Daily sixpence stretches to sponsor fortune in talent

01 March 2004


Human capital: Assoc Prof Franklin Larey (left) with benefactors Agi and Simon Alexander.

Punters would relish the canny knack alumni Simon Alexander has in backing winners, albeit unknowingly.

In 1994, the benefactor started a fund to help needy students, a modest sum which has assisted jazz great Selaelo Selota and opera singer Lionel Mkhwanazi live their dreams. Both arrived at UCT with little more than talent and ambition. Both needed financial aid to graduate. Their good fortune started with a sixpence-a-day back in 1929 when Alexander's mother, Leah Gamsa, was a music student at UCT.

A talented pianist, Gamsa survived on sixpence a day (half a shilling to those who still remember pounds and pence), enough to buy lunch or catch a bus from the Gardens to the College of Music. She would not have graduated - or played at the City Hall - without it and her determination inspired Alexander, decades later, to make a small bequest to help an equally needy student.

A UCT-trained architect, now living in England, Alexander initially put forward R10 000, which produced a stipend of R700 a year. He named the fund the Leah Gamsa Sixpence Award as a tribute to his inspirational, Latvian-born mother.

Fleeing the fascists in Latvia, she had arrived in South Africa in the late 1920s, following three siblings. Arriving unannounced and without a landing fee, Alexander says his mother was fortunate she wasn't sent back. The understanding immigration officials even managed to contact her family.

"She was penniless and an anonymous benefactor made her graduation possible," he noted. For Alexander, the Leah Gamsa Sixpence Award also became the alternative to his "youthful dream" of becoming rich enough to make a major bequest to UCT's health sciences faculty to find a cure for (mental) depression that beset his mother.

Selaelo has gone on to make a big name for himself in jazz circles. Mkhwanazi was one of three College of Music students recruited by Professor Barbara Hill Moore of Southern Methodist University in Dallas to take their master's degrees abroad.

In 1999, Mkhwanazi's letter to his "donors" inspired Alexander's cousin, Simon Gamsa, to contribute and they both added another R10 000 to the fund. (Gamsa is a UCT-trained engineer and is now retired in Montreal.)

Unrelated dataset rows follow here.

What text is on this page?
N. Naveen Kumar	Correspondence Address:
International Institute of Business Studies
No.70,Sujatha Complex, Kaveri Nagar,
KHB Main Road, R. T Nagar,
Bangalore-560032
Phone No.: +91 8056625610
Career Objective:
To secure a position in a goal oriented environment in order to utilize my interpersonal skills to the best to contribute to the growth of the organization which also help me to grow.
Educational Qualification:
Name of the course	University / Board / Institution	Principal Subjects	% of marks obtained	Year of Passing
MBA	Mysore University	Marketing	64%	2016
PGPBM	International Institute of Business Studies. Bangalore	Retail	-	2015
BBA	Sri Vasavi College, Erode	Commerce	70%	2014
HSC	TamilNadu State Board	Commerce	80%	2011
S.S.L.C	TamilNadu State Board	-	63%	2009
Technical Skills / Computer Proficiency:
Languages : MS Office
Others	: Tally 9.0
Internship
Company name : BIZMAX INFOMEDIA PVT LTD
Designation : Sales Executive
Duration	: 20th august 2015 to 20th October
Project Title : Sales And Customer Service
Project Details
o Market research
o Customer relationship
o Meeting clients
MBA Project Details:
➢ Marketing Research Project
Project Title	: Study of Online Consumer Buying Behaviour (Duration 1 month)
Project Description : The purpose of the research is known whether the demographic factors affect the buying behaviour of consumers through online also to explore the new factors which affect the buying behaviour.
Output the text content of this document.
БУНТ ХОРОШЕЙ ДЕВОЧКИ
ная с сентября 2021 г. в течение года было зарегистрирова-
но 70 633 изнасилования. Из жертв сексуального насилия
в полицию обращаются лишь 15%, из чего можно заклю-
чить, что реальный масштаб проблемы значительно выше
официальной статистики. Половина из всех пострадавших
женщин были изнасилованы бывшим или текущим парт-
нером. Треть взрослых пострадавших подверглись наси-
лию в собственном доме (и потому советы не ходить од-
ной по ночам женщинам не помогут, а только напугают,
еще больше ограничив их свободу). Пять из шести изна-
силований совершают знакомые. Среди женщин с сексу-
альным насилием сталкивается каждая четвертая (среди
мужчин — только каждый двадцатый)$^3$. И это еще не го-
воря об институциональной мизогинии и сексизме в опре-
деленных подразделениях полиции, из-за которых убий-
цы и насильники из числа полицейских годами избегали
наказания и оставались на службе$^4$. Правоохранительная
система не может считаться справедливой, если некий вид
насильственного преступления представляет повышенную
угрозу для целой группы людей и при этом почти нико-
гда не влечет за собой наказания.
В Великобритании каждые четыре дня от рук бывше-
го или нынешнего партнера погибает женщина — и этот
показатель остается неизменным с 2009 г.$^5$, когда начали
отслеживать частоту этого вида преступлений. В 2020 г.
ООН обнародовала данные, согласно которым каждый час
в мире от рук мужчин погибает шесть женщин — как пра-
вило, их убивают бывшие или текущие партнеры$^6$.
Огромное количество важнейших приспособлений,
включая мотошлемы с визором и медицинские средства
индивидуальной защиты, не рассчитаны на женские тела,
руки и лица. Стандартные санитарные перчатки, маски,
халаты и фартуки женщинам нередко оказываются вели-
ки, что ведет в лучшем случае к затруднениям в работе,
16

"Lionel wrote that he was born in Soweto of a single parent family and was the youngest of three children. He thanks his donors for sponsoring him at UCT, stating that without this help he may have been unable to continue his studies."

Last year the Alexanders heard Mhkhwanazi sing in Dallas.

"As opera lovers, he brought tears and goose-bumps," they said.

During their visit to UCT in December, Alexander and his wife, Agi, said two more family members, the sisters of the two cousins, would also contribute to the fund, increasing the capital amount to R50 000. The aim is to double this figure in the next two years, to assist several students simultaneously.

Now retired, Alexander, who is a governor of a college of further education in a deprived area in North London, is keen to dispel the myth that a pot of money is necessary to sponsor a bursary.

"Even the smallest amount can help."

And they are thrilled that the university has chosen students who have gone on to capitalise on their opportunities.

There's a strong echo somewhere of Alexander's favourite credo, borrowed from Louis Pasteur: "Chance favours the prepared mind".

(Simon Alexander's aunt is the renowned Ray Alexander Simons, who was married to Jack Simons.)